You are SO, SO right! This is especially true in any government job. I came here after many years in the private sector and tried to do the "above and beyond" sort of work I've always done. I came up with several innovations which save us a lot of time, which is very helpful with all the budget cuts we've suffered (30%). The reward for this is that I've got a lot of people who dislike me, not an extra dime of compensation and no hope of promotion this side of the grave. With motivation like that, I can see why most government workers seem to be useless drones. They're not really useless; it's an adaptation for survival in a bureaucracy. Whatever you do, don't stand out from the crowd. If you want to prosper, do exactly what you are told, no more, no less. If I do get laid off here (likely), I'm going back to where I worked most of my life, small companies in the private sector. There, if you don't have a PHB, you can actually be appreciated, and even compensated, instead of punished, for going above and beyond.
A company I worked at for nearly 9 years, had a wonderful review policy. Even if the employee was perfect on attendance, meeting goals, and had ZERO issues - the HR department required something on each review that the employee needed to "work" on. Relating to other employees, penmanship(yes they dinged someone for that once), showing up TOO early to work, etc. Every reason was obviously false or "worked" to twist a "good" into something "bad".
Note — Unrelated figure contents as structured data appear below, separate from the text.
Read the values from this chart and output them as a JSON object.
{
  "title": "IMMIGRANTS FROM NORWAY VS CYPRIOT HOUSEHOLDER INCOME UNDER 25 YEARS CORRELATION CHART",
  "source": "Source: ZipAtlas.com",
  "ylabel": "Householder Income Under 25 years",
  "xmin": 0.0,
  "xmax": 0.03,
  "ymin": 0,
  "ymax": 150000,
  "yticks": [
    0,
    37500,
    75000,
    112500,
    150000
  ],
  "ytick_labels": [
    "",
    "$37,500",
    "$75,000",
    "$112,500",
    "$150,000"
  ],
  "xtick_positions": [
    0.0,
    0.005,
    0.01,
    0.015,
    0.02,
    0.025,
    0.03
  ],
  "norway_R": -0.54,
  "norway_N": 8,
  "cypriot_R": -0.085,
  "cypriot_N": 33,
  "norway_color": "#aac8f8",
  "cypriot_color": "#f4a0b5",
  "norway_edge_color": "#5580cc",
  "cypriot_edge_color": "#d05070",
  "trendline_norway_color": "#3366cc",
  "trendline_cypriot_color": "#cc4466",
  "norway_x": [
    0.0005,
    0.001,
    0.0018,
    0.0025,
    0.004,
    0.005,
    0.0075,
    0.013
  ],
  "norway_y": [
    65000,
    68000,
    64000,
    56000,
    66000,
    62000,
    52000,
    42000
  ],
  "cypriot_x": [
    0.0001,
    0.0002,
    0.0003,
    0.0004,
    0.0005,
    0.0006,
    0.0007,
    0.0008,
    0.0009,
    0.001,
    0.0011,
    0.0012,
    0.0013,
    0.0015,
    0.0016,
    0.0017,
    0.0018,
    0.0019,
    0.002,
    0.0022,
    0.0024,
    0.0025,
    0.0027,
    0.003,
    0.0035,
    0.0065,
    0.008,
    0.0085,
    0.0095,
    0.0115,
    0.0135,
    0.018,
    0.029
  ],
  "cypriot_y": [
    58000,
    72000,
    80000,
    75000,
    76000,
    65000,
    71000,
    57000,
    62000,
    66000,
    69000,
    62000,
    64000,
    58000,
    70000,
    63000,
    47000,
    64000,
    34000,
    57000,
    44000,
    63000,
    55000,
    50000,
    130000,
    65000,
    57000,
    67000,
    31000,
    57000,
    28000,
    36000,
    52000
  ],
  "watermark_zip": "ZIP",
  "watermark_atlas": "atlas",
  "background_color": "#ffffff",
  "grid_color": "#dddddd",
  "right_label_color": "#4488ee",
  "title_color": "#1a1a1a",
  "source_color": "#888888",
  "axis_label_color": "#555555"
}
Management would never admit the policy, but talking with other employees made the policy obvious. We always wondered just what management reviews looked like - "shows difficulty in turning desk chairs counter-clockwise while sitting in them", "refuses to learn how to properly operate the copier", "has difficulty activating his PC every morning before 10 am", etc.
Our company requires employees to perform a self-review and then all managers evaluate them together to decide on a final grade.
I am not attached to my position and thus wrote "I borrowed a page from Six Sigma ad calculated my diligent, extraordinary work on project XYZ has saved the company 12 million dollars" followed by some gibberrish calculations. I expected someone from HR suggesting I should take some soft skill training but to my surprise, I was given a 6.8% raise.
I will write the work on my next project saved the human race from extinction on my next review and see if that gives me an even bigger raise.
My response to this one is to look for another job, if the company realizes they will pay out and ask if you're happy where the response is that you feel the company does not take you seriously enough.